Pour un quatrième vendredi de tous les espoirs pour une
transition démocratique, en douceur et dans la bonne humeur citoyenne, des
dizaines de millions d'Algériens, peut-être le nombre réel des électeurs, ont
appelé le pouvoir qu'il ne faut plus tergiverser pour partir. Le message est
clair, et la revendication des Algériens pour le départ de l'actuel système
politique est une requête minimale qu'il ne faut ni dévoyer, encore moins
instrumentaliser. Il est évident, d'une part, que les manifestants à travers le
pays ont acquis une grande maturité politique et ont fait montre d?un
extraordinaire et étincelant discernement des revendications politiques qu'il
faut arracher et, d'autre part, ont montré un calme et une maîtrise
impressionnants durant toute la journée de vendredi, la quatrième de suite
organisée sans heurts, ni dépassements. Ce qui, à l'évidence, doit faire
comprendre aux décideurs qu'à partir du 28 avril prochain, ils n'auront plus
aucune légitimité constitutionnelle si les choses en restent là. Ensuite, qu'il
ne faut plus louvoyer pour répondre aux revendications du peuple. C'est autant
un gain de temps pour le pays et ses institutions.

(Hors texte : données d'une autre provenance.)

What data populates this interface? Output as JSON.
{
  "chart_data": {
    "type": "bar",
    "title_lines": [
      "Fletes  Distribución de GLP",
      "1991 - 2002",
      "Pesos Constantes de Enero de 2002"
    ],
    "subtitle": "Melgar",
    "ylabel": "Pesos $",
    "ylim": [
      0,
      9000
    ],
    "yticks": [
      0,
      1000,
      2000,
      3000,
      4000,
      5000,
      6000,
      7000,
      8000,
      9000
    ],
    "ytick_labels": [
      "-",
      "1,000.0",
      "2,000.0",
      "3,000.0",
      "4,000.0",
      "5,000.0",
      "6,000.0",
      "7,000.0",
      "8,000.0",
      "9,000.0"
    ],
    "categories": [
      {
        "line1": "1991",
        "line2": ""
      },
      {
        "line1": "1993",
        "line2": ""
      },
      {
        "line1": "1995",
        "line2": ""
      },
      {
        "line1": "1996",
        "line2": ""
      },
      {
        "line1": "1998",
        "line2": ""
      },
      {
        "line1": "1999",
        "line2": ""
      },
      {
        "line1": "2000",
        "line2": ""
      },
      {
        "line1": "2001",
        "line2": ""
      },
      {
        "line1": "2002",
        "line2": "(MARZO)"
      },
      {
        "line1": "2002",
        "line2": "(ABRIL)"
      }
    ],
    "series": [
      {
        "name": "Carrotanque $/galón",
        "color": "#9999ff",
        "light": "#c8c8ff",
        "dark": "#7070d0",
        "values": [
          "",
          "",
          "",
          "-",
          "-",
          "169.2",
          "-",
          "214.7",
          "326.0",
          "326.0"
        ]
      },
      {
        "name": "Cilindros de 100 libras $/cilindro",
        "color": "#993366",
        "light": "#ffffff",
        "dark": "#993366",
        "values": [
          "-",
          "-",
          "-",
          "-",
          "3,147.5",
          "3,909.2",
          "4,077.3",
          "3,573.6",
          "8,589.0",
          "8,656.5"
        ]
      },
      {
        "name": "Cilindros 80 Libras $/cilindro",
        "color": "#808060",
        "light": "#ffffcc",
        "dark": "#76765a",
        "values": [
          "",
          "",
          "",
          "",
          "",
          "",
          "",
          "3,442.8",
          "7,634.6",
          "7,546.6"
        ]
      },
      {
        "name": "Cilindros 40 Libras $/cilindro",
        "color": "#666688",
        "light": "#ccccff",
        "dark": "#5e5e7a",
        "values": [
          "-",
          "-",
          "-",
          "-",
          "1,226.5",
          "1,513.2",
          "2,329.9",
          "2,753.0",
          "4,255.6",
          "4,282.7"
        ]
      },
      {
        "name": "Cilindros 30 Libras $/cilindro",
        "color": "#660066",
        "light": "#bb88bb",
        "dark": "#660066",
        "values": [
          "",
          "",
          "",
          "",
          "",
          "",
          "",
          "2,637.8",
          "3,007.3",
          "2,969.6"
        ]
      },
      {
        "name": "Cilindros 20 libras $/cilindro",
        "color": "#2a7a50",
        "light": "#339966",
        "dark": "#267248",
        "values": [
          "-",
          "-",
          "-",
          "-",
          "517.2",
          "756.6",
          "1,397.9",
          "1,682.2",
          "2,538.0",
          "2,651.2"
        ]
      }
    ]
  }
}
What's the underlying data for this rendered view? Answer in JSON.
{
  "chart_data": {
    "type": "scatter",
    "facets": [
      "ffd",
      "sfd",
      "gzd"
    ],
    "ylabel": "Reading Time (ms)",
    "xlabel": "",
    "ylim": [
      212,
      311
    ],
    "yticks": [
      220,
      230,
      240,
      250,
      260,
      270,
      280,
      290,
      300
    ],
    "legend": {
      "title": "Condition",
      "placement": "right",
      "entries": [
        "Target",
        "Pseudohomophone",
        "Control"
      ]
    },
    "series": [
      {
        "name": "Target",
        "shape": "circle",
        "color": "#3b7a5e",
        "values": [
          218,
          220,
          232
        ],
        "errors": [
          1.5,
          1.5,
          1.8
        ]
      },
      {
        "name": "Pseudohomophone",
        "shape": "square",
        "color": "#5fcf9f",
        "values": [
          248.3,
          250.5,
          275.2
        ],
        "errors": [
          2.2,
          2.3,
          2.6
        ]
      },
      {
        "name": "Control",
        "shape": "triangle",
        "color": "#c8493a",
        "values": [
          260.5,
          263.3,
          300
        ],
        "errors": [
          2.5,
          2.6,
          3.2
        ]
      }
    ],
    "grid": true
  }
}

Personne n'a été dupe sur
les objectifs de la conférence de presse de jeudi des Premier et vice-Premier
ministres, et il est plus qu'urgent que les messages de la rue soient entendus
et satisfaits, avant que la situation n'échappe à tout le monde. Pour le
moment, ces manifestations montrent à la face du monde et encore plus au
pouvoir, que ces Algériens qu'on affublait de tous les qualificatifs savent ce
qu'ils veulent, et qu'ils doivent être maintenant entendus, car ils ne
lâcheront plus. Et, dans cette atmosphère tendue, car il y a bien une énorme pression
sur le pouvoir, il y a quelque chose d'important et de vital que personne ne
doit perdre de vue : les institutions du pays doivent fonctionner, les
Algériens ne doivent pas quitter ni abandonner leur travail. Après, et pour
rester dans le «tempo» de ces manifestations populaires, il faut aller vers une
sortie de crise rapide avec des propositions concrètes. Car si le pouvoir a
sorti de son chapeau un plan «B», d'ailleurs largement évoqué bien avant les
manifestations de rejet du 5ème mandat, il faut maintenant que la société
civile algérienne s'organise, qu'il y ait des interlocuteurs crédibles et
consensuels du peuple avec les autorités publiques. Le «Hirak»,
qui a fait bouger les lignes rouges que le système avait dressées depuis des
décennies devant toute protestation populaire contre son mode de gouvernance,
est en train maintenant de montrer la voie vers un changement de régime
pacifique, à travers une douce révolution citoyenne qui ne doit pas être
instrumentalisée. Encore moins donner l'occasion à certains courants
politiques, de prendre «le train en marche» et diriger le «Hirak»
vers des destinations inconnues. En tous les cas pas celles que veulent les
Algériens qui se limitent à une destination finale : passer à une étape
politique et sociale où ils auront vraiment un rôle citoyen à jouer, celui de
construire leur pays avec des institutions démocratiquement élues.